Vogl Wolf-Dieter, Pinker Katja, Helbich Thomas H, Bickel Hubert, Grabner Günther, Bogner Wolfgang, Gruber Stephan, Bago-Horvath Zsuzsanna, Dubsky Peter, Langs Georg
Computational Imaging Research Laboratory, Department of Biomedical Imaging and Image-guided Therapy, Medical University Vienna, Waehringer Guertel 18-20, 1090, Vienna, Austria.
Division of Molecular and Gender Imaging, Department of Biomedical Imaging and Image-guided Therapy, Medical University Vienna, 1090, Vienna, Austria.
Eur Radiol Exp. 2019 Apr 27;3(1):18. doi: 10.1186/s41747-019-0096-3.
Multiparametric positron emission tomography/magnetic resonance imaging (mpPET/MRI) shows clinical potential for detection and classification of breast lesions. Yet, the contribution of features for computer-aided segmentation and diagnosis (CAD) need to be better understood. We proposed a data-driven machine learning approach for a CAD system combining dynamic contrast-enhanced (DCE)-MRI, diffusion-weighted imaging (DWI), and F-fluorodeoxyglucose (F-FDG)-PET.

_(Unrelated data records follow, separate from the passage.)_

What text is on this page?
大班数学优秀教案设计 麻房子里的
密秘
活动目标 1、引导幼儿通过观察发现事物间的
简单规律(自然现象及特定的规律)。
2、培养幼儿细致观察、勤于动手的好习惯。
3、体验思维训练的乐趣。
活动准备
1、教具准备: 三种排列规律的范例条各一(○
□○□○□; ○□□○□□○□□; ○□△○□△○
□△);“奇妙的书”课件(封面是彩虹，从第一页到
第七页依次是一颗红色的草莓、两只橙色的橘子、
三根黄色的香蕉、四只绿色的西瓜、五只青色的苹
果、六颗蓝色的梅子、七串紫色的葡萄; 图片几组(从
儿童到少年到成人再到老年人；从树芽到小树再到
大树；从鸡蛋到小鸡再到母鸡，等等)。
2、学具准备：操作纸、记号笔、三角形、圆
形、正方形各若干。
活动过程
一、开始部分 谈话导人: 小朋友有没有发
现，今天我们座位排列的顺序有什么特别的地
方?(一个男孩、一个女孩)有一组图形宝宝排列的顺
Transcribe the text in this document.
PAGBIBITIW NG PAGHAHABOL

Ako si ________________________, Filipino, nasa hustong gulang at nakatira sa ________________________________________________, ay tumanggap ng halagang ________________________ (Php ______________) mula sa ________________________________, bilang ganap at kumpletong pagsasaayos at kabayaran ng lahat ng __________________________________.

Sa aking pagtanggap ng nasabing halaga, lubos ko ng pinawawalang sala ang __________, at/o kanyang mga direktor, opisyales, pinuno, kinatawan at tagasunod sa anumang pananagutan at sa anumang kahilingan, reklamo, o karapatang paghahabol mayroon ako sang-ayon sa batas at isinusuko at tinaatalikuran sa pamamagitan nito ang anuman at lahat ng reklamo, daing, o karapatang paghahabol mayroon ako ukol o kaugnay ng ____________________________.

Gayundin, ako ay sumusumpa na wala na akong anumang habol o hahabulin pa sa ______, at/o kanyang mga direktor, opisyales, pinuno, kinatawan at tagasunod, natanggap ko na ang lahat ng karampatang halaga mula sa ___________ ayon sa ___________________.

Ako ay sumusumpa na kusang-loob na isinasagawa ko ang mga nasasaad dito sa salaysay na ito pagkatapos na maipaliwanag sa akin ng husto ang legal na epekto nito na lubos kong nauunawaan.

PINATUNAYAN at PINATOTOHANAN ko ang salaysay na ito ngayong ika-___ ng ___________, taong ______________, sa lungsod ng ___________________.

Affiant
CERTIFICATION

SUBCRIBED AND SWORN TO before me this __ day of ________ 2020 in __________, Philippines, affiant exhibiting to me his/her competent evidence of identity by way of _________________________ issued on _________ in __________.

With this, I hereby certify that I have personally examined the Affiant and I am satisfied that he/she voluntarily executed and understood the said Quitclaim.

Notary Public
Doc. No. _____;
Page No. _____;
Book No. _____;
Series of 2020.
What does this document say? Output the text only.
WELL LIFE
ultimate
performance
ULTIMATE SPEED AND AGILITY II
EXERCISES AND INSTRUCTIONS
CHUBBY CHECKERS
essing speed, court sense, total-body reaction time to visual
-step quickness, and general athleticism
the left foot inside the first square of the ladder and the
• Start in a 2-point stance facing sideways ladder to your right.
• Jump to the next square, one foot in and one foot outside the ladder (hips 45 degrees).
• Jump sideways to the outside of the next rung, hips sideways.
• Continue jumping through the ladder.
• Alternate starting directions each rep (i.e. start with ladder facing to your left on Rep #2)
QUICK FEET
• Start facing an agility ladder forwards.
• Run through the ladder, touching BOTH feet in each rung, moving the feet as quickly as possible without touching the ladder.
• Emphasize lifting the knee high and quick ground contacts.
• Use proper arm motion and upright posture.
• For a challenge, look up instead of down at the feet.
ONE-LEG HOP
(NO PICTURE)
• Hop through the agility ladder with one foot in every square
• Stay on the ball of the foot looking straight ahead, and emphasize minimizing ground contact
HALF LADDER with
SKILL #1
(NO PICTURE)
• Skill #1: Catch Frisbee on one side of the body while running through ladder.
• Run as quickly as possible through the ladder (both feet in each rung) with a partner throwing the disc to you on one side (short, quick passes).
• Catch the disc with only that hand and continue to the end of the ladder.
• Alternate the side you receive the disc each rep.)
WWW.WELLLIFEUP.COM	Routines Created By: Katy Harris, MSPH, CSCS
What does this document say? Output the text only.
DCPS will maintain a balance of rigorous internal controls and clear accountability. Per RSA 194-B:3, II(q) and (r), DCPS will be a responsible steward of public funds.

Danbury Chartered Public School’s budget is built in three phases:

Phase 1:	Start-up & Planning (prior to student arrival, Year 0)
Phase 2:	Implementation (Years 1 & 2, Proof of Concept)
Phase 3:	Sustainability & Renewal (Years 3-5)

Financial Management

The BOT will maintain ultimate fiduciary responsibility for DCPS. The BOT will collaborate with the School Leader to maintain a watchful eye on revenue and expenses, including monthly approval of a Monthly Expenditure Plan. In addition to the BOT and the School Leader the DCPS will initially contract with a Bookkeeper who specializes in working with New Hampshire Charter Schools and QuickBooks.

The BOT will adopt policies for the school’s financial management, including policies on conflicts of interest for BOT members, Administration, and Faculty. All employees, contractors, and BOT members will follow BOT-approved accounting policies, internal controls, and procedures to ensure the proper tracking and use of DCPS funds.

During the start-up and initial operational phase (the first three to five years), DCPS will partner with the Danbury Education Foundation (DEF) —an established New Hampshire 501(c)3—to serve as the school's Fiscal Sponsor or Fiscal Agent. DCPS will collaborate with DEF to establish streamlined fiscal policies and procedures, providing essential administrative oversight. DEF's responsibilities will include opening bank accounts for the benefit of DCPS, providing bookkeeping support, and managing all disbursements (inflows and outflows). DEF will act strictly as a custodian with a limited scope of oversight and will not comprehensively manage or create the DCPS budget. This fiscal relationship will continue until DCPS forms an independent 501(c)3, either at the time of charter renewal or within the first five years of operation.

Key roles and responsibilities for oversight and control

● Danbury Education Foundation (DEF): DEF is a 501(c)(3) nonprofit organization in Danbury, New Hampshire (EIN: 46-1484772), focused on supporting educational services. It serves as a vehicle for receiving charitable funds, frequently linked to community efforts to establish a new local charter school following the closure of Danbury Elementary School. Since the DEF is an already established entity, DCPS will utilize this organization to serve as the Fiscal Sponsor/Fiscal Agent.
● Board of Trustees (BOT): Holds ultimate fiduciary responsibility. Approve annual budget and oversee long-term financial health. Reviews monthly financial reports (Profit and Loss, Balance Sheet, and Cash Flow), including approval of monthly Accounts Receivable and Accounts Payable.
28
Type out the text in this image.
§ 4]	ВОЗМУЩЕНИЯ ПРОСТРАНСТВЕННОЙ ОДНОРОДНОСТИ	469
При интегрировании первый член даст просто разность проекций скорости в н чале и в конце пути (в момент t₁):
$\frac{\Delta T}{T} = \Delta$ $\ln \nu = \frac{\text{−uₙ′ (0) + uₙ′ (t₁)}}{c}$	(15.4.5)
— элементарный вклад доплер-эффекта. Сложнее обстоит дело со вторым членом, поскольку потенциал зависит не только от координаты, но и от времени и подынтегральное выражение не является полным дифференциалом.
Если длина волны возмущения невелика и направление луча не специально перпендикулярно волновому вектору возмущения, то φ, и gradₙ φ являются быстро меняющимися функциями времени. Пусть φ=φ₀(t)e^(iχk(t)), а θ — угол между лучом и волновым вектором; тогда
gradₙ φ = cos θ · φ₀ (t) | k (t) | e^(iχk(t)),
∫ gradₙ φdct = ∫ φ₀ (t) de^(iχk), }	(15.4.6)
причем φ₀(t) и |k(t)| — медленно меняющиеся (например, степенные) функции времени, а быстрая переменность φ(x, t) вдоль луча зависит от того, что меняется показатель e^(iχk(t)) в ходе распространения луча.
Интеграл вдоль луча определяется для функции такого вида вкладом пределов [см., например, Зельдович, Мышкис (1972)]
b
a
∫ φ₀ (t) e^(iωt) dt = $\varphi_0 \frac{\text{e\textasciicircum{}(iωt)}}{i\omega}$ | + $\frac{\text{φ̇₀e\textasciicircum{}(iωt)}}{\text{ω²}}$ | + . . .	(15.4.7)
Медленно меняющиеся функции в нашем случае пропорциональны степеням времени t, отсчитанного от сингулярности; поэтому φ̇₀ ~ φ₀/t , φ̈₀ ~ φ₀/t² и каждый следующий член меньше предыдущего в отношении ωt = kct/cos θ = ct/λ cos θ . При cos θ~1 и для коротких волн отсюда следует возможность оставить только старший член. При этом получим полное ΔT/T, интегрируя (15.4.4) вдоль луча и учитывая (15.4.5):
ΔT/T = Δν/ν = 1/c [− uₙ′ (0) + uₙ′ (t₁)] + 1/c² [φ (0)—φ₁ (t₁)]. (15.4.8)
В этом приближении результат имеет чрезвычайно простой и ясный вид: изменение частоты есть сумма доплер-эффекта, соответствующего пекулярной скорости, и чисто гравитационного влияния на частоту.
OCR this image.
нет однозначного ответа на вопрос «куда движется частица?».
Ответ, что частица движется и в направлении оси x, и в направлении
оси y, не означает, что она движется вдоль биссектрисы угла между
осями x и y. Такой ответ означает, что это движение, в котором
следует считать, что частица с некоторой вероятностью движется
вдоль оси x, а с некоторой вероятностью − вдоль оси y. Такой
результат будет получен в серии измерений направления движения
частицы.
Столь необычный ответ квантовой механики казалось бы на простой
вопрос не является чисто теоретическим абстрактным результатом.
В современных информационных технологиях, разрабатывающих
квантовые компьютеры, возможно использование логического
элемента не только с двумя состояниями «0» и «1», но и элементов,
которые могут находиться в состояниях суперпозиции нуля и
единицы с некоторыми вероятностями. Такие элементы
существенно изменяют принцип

The CAD incorporated a random forest (RF) classifier combined with mpPET/MRI intensity-based features for lesion segmentation and shape features, kinetic and spatio-temporal texture features, for lesion classification. The CAD pipeline detected and segmented suspicious regions and classified lesions as benign or malignant. The inherent feature selection method of RF and alternatively the minimum-redundancy-maximum-relevance feature ranking method were used.
In 34 patients, we report a detection rate of 10/12 (83.3%) and 22/22 (100%) for benign and malignant lesions, respectively, a Dice similarity coefficient of 0.665 for segmentation, and a classification performance with an area under the curve at receiver operating characteristics analysis of 0.978, a sensitivity of 0.946, and a specificity of 0.936. Segmentation but not classification performance of DCE-MRI improved with information from DWI and FDG-PET. Feature ranking revealed that kinetic and spatio-temporal texture features had the highest contribution for lesion classification. F-FDG-PET and morphologic features were less predictive.
Our CAD enables the assessment of the relevance of mpPET/MRI features on segmentation and classification accuracy. It may aid as a novel computational tool for exploring different modalities/features and their contributions for the detection and classification of breast lesions.
多参数正电子发射断层扫描/磁共振成像(mpPET/MRI)在乳腺病变的检测和分类方面显示出临床潜力。然而,对于计算机辅助分割和诊断(CAD)的特征贡献需要更好地理解。我们提出了一种数据驱动的机器学习方法,用于结合动态对比增强(DCE)-MRI、扩散加权成像(DWI)和氟代脱氧葡萄糖(F-FDG)-PET的CAD系统。
该CAD系统采用随机森林(RF)分类器,结合基于mpPET/MRI强度的特征进行病变分割,并结合形状特征、动力学和时空纹理特征进行病变分类。CAD流程检测并分割可疑区域,并将病变分类为良性或恶性。使用了RF的固有特征选择方法以及最小冗余最大相关特征排序方法。
在34例患者中,我们报告良性病变的检测率为10/12(83.3%),恶性病变的检测率为22/22(100%),分割的骰子相似系数为0.665,在接受者操作特征分析中分类性能的曲线下面积为0.978,灵敏度为0.946,特异性为0.936。DCE-MRI的分割性能而非分类性能随着DWI和FDG-PET信息的加入而提高。特征排序显示,动力学和时空纹理特征对病变分类的贡献最大。F-FDG-PET和形态学特征的预测性较低。
我们的CAD系统能够评估mpPET/MRI特征对分割和分类准确性的相关性。它可能有助于作为一种新型计算工具,用于探索不同模态/特征及其对乳腺病变检测和分类的贡献。